Welcome back to Weekend Writing Warriors and Snippet Sunday, weekly Sunday hops where writers share 8–10 sentences from a book or WIP. The rules have now been relaxed to allow a few more sentences if merited, so long as they’re clearly indicated, to avoid the creative punctuation many of us have used to stay within the limit.
My Christmas snippets this year come from my long-hiatused WIP Justine Grown Up, the third book in my contemporary historical family saga of the Troy family. It’s set from 1979–84, and is a modern retelling of sorts of Margaret Sydney’s 1897 book Phronsie Pepper.
Baby sister Justine is now a college student and dating longtime family friend David Ryan, but her many older siblings and David’s older sister Deirdre can’t stop thinking of her as a little girl. They also can’t understand the almost-five-year age difference between Justine and David has now leveled off.

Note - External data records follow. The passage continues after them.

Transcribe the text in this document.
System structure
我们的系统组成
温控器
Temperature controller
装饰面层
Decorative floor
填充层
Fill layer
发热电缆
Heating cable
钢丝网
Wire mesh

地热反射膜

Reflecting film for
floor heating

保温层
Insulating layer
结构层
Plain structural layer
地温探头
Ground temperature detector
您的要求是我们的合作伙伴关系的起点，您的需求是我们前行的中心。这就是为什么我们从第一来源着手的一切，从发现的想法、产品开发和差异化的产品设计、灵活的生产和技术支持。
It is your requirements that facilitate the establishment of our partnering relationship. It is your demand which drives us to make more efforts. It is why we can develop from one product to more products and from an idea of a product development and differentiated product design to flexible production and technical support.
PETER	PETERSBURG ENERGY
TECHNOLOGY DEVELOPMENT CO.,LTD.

It’s Christmas 1979, and Justine is now reading the note David wrapped up with an aquamarine necklace. Cuisle mo chroí (KOOSH-la ma KREE) means “pulse of my heart” in Irish, and is David’s chosen term of endearment for Justine.
My sweet Justine Anastasie, cuisle mo chroí,
Please accept my humble Xmas gifts as tokens of the deep feelings I have for you. Every day I like you more than the day before. Growing up, you were so much younger than me, and I never dreamt one day I’d think about you in that way. Color me surprised you were thinking of me like that long before I even considered you a date possibility.
Will you please make me even happier by doing me the honor of being my official girlfriend and being exclusive with me? I can’t imagine ever liking any girl as much as I like you.
Very truly yours,
David Edgar Ryan
“Of course I’ll be your girlfriend! I’ve been waiting for you to finally ask me!”
The ten lines end here. A few more to complete the scene follow.
“So if Aunt Justine is your girlfriend now, does that mean you’re finally gonna kiss her?” Robbie asks as he plays with his new clown doll.
“Not in fronta all you people,” David says. “That’s something you need a special time for, not something you do ‘cause people think you’re supposed to do it.”